PHOTOGRAPH BY DANITA DELIMONT/ ALAMY

This relatively large bird with a striking yellow beak can handle gorging on hairy caterpillars by periodically shedding the lining of its esophagus and stomach—creating an offal akin to an owl pellet—then starting over again. (Watch a caterpillar transform into a butterfly.)

While species such as tent caterpillars and fall webworms are native to North America, their numbers periodically explode, giving yellow-billed cuckoos a feast of unimaginable proportion, with some research showing they can eat up to a hundred caterpillars in one sitting.

Newts keep a steady diet—of mosquitoes

If you ever see a bright red eastern newt scuttling along a trail in the eastern U.S., whisper a word of thanks.

A brightly colored newt with red and black spots on it's body.

Red-spotted newts (pictured. a young animal in its eft phase) carry toxins that make them poisonous to predators.
PHOTOGRAPH BY JOHN CANCALOSI/ NATURE PICTURE LIBRARY

These long-lived salamanders—many make it 12 to or even 15 years—eat disease-carrying mosquitoes at every stage of their lives, from larvae to juveniles to adults.

JJ Apodaca, executive director of the Amphibian and Reptile Conservancy, can’t say exactly how many mosquito larvae an eastern newt may consume in a day, but the creatures have voracious appetites and exist at high enough numbers to “make an impact” on mosquito populations.

Tanagers like their wasps well done

The summer tanager may be beautiful with its flashy red body, but that’s likely little consolation to the wasps the tanagers swipe out of the air, carry back to a tree, and beat to death on a branch.

A red feathered bird shakes wings upwards as it sits in water as water flys.

The summer tanager “apparently has no fear of stinging insects, often raiding wasp nests and occasionally becoming a minor nuisance around beehives,” says the Audubon Society.
PHOTOGRAPH BY DAVID WELLING/ MINDEN PICTURES

Summer tanagers, which live throughout the southern U.S. and migrate each year to South America, dine mostly on insects.
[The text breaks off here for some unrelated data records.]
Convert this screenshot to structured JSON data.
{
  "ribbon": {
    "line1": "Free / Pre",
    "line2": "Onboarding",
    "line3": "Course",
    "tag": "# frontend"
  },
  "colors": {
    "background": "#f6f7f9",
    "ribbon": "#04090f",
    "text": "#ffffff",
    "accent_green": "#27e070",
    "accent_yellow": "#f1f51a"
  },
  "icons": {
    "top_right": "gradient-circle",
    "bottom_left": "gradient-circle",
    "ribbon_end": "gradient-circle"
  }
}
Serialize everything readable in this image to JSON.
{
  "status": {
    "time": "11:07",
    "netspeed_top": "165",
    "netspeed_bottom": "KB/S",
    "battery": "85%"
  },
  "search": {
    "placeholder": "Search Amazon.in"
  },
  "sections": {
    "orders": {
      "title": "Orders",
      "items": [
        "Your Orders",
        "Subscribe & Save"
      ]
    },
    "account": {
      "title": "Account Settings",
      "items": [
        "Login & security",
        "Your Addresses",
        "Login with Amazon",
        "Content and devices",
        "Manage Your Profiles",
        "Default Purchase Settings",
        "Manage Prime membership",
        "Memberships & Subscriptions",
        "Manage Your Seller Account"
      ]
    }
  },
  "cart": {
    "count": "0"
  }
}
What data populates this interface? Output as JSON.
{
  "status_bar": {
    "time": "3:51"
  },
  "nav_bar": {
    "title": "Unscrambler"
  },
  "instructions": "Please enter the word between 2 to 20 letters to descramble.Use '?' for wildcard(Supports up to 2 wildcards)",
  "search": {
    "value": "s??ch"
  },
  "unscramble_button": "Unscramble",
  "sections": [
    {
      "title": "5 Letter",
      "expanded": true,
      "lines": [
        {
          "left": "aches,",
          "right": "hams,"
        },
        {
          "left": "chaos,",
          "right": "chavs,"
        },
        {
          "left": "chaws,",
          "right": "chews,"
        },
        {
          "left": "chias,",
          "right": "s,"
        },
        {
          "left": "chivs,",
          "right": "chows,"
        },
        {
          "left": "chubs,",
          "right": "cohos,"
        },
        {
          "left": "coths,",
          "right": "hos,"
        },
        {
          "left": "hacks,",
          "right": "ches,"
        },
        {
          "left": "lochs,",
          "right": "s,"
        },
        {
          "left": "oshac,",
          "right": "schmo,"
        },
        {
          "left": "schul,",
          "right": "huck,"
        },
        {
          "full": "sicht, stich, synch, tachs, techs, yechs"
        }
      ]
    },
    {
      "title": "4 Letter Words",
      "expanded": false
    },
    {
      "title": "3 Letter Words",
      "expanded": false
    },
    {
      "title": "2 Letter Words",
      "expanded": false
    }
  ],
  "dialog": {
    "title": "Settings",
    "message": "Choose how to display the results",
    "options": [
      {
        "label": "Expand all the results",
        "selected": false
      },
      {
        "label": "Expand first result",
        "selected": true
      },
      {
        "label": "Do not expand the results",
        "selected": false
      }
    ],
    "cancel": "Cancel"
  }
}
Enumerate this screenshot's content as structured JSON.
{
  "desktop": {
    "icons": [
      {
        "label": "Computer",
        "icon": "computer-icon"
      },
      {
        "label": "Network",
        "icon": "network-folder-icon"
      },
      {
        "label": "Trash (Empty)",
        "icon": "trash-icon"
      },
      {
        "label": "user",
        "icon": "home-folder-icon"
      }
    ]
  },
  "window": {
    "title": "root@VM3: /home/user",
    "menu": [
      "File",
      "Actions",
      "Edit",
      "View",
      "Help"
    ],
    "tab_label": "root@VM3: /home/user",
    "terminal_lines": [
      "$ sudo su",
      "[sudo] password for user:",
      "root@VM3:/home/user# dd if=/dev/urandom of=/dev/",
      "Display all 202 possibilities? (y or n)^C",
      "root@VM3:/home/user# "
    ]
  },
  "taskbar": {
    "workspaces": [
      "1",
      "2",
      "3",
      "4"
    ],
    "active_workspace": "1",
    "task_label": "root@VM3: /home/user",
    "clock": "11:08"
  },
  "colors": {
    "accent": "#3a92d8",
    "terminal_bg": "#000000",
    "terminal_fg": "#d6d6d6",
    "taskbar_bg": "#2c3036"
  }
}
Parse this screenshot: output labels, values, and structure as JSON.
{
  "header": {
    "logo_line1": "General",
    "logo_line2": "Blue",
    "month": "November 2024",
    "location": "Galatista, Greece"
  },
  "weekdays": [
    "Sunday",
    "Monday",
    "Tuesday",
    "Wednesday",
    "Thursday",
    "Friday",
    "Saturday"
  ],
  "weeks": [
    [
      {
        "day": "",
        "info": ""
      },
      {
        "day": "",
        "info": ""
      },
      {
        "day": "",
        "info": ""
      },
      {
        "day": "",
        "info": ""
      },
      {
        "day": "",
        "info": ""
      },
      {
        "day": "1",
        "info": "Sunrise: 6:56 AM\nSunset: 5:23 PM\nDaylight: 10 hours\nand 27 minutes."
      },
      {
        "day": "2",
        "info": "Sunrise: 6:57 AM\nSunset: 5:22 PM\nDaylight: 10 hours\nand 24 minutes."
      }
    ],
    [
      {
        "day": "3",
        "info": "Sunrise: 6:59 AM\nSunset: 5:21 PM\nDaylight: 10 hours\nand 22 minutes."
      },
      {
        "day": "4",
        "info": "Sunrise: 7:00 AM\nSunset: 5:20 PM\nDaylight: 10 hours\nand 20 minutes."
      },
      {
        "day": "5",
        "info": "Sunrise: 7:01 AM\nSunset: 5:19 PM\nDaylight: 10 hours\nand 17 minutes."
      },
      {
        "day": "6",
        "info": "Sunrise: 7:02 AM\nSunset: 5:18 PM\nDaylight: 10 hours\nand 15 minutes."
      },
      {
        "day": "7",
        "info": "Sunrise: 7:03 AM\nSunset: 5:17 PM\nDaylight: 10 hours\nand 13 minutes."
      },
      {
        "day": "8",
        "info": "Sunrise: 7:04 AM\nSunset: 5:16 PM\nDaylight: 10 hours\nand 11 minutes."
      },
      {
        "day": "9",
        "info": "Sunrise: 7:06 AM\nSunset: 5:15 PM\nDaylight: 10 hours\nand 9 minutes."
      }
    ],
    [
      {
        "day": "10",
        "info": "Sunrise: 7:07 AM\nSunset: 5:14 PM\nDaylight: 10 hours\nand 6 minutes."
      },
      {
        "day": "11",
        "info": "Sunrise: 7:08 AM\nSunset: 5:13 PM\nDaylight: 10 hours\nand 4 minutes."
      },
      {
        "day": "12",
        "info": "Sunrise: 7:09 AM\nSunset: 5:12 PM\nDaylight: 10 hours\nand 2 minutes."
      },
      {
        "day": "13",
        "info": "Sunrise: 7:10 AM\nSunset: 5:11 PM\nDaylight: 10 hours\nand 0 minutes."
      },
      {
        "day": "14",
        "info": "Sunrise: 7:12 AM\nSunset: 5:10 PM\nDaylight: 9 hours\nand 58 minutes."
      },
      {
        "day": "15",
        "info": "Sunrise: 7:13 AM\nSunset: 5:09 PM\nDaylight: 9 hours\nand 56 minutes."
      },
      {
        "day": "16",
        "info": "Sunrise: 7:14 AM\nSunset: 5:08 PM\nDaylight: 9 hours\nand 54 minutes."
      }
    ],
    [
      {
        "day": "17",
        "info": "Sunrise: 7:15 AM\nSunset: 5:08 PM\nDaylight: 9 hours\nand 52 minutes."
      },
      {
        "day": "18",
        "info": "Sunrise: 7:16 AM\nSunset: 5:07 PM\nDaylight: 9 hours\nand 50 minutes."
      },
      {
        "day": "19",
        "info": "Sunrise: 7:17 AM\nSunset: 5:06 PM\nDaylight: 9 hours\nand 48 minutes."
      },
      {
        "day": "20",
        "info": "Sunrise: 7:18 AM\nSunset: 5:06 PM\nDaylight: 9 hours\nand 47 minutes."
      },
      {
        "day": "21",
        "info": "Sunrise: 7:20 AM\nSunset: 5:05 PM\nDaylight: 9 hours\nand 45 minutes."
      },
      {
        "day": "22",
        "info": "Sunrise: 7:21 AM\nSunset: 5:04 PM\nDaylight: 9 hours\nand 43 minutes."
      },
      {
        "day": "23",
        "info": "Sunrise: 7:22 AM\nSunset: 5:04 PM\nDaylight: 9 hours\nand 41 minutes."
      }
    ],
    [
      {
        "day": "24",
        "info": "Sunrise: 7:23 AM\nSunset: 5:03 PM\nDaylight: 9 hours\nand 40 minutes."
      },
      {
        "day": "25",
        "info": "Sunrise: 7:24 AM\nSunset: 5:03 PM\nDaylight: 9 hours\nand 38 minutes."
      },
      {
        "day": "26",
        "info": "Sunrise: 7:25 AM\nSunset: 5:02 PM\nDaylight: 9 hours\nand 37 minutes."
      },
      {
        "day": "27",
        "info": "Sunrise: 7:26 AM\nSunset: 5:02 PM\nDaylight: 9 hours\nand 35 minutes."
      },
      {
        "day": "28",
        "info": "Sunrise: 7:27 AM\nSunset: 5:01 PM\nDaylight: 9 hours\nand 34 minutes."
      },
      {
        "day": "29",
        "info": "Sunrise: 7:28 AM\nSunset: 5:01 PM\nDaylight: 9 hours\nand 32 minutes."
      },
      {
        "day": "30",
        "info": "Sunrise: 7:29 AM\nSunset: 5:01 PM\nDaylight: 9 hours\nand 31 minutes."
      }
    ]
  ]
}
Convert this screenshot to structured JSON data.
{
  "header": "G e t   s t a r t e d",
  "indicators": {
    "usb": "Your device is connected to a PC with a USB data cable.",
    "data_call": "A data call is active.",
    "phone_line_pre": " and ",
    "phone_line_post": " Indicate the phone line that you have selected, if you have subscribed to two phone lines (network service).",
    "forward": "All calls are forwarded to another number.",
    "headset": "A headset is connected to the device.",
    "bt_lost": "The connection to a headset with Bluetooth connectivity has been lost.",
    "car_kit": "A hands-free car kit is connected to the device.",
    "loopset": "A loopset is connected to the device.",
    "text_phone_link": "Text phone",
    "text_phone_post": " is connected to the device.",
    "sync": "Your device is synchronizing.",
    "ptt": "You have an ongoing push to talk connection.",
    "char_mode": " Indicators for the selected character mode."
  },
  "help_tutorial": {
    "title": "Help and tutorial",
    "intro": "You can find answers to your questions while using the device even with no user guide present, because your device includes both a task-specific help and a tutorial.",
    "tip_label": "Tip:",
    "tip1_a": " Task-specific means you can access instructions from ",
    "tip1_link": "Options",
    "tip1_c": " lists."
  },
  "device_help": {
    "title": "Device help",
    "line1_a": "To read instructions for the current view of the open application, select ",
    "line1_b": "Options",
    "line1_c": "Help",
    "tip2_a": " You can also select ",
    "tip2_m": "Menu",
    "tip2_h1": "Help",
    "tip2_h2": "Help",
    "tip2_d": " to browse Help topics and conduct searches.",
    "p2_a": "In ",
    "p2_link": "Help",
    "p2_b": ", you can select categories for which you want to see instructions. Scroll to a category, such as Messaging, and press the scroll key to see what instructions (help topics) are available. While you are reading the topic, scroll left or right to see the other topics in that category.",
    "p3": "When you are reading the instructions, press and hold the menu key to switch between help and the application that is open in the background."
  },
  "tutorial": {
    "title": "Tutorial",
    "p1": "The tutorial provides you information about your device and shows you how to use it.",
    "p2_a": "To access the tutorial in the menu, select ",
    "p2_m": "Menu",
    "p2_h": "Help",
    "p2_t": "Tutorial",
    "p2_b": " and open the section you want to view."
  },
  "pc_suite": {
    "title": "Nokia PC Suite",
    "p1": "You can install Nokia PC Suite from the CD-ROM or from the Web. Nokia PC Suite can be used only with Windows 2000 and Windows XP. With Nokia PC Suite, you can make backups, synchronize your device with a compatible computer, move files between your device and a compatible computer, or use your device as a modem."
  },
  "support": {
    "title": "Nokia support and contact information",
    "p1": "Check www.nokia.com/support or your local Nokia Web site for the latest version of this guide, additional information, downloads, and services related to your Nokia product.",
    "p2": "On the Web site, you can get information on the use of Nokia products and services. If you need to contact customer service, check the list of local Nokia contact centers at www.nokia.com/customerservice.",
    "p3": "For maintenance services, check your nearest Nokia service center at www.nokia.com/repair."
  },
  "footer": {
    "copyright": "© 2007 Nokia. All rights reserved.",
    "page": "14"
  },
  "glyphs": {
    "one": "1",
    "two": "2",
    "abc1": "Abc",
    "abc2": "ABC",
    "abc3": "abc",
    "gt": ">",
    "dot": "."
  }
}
But unlike most other birds, the summer tanager specializes on bees and wasps.

To avoid being stung, they catch wasps like yellow jackets from the air, and, once dispatched, rub the stingers off on a branch before dining, according to the Cornell Lab of Ornithology.

They will also tear apart nests to eat wasp larvae packed with protein.

Ecosystems off-kilter

While natural pest control is diverse, Tallamy says, “the heavy hand of humans has messed up that diversity.”

In many cases, human-caused impacts such as habitat loss, climate change, and pollution may harm natural predators, such as birds and other critters.

“We can’t live on this planet by getting rid of insects,” Tallamy says. “They are the little things that run the world. So how to control the things that are out of whack is something we can focus on.”